Re-versioned by Ben Power, there's an audience clapalong to Pharrell Williams "Happy" and a nod to Adele, but the Bard's poetry is properly respected here - it's just that there's much less of it than old Shakey originally intended. And in case the kids aren't getting the hang of what's going on, key parts of the story are re-told in a Hip Hop-stylee, making the story feel both modern - and, crucially, understood.
Power's ruthless filleting of the script gets us right to heart of the affair. Romeo falls in love with Juliet who has already been promised to another bloke - the arranged marriage providing a neat excuse for a Bollywood ball.

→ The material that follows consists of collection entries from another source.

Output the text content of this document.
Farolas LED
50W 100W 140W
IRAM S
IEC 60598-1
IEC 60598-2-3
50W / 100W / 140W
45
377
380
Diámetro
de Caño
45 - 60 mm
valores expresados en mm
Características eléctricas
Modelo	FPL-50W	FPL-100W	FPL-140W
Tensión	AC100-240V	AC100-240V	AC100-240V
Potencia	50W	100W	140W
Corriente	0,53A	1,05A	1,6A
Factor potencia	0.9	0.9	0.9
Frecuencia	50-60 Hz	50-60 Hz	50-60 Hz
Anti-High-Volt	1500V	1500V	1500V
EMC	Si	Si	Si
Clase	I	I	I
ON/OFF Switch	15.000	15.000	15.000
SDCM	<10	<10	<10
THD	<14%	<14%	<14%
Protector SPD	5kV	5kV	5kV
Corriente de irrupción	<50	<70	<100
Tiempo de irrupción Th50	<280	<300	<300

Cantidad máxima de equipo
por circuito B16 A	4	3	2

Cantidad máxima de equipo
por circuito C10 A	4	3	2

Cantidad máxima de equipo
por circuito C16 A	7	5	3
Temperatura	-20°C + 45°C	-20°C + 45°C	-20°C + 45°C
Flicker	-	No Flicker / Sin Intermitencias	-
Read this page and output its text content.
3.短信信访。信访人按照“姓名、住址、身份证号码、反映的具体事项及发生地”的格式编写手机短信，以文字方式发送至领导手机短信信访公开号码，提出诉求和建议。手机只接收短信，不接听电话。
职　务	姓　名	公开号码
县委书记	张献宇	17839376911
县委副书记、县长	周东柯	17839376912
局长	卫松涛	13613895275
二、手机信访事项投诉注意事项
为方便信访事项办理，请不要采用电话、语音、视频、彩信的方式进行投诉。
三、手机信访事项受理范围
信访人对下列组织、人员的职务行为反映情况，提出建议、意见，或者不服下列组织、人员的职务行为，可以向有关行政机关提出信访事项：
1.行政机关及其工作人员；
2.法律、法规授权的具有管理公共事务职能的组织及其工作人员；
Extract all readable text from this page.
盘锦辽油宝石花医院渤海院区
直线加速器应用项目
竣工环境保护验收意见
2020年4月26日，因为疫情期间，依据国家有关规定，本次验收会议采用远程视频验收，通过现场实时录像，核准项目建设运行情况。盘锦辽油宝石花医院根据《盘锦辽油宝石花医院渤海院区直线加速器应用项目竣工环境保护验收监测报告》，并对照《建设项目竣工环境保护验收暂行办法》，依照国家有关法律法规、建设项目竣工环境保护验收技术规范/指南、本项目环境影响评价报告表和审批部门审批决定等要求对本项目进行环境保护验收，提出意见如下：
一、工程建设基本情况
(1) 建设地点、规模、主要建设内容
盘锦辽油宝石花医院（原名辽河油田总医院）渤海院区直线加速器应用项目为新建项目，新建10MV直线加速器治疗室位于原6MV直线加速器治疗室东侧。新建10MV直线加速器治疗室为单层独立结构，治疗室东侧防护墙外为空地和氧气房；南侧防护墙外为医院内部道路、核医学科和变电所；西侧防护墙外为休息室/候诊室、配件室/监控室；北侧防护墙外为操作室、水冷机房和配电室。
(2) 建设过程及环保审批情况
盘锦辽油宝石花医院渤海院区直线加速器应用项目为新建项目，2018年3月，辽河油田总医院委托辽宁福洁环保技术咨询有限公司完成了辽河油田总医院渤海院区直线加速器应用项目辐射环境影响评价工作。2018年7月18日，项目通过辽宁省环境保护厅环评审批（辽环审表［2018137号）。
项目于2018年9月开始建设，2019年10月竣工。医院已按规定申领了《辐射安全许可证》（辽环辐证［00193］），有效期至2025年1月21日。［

The real problem with their relationship, of course, is that Romeo and Juliet are from Verona's warring families - the Montagues and Capulets - setting the scene for a deadly romantic conflict.
I took my two girls - aged 7 and 10 - and they were thoroughly caught up in the action - especially the younger one who took the opportunity (offered to the entire audience) to come and strut their stuff on the dancefloor. At times you have to remind yourself "this is Shakespeare" - but only in a good way.
The acting was mostly terrific - Tendayi Jembere a convincingly lovesick Romeo, Vanessa Babirye a vicious Tybalt - and you can see how many of the themes (love, marriage, violence, gangs) could inform the classroom discussions and workshops that accompany the touring schools' production.
My only reservation is that - as I understand it - it's only pupils in London who are only going to benefit. The simple set - a bit of scaffolding creating a square arena - could surely be recreated in any school hall. Personally I'd put a dynamic reworking of a classic like this on the National Curriculum and make sure every kid in the country had the chance to see it. Isn't that what being a "National" theatre is all about.
And it's not just for children either. Given that Shakespeare is - for whatever reason - so off-putting for many adults, I reckon there are plenty of grown ups who could benefit from watching it too. It's on at the National until the 14th November, and whatever your age I'd unreservedly recommend it.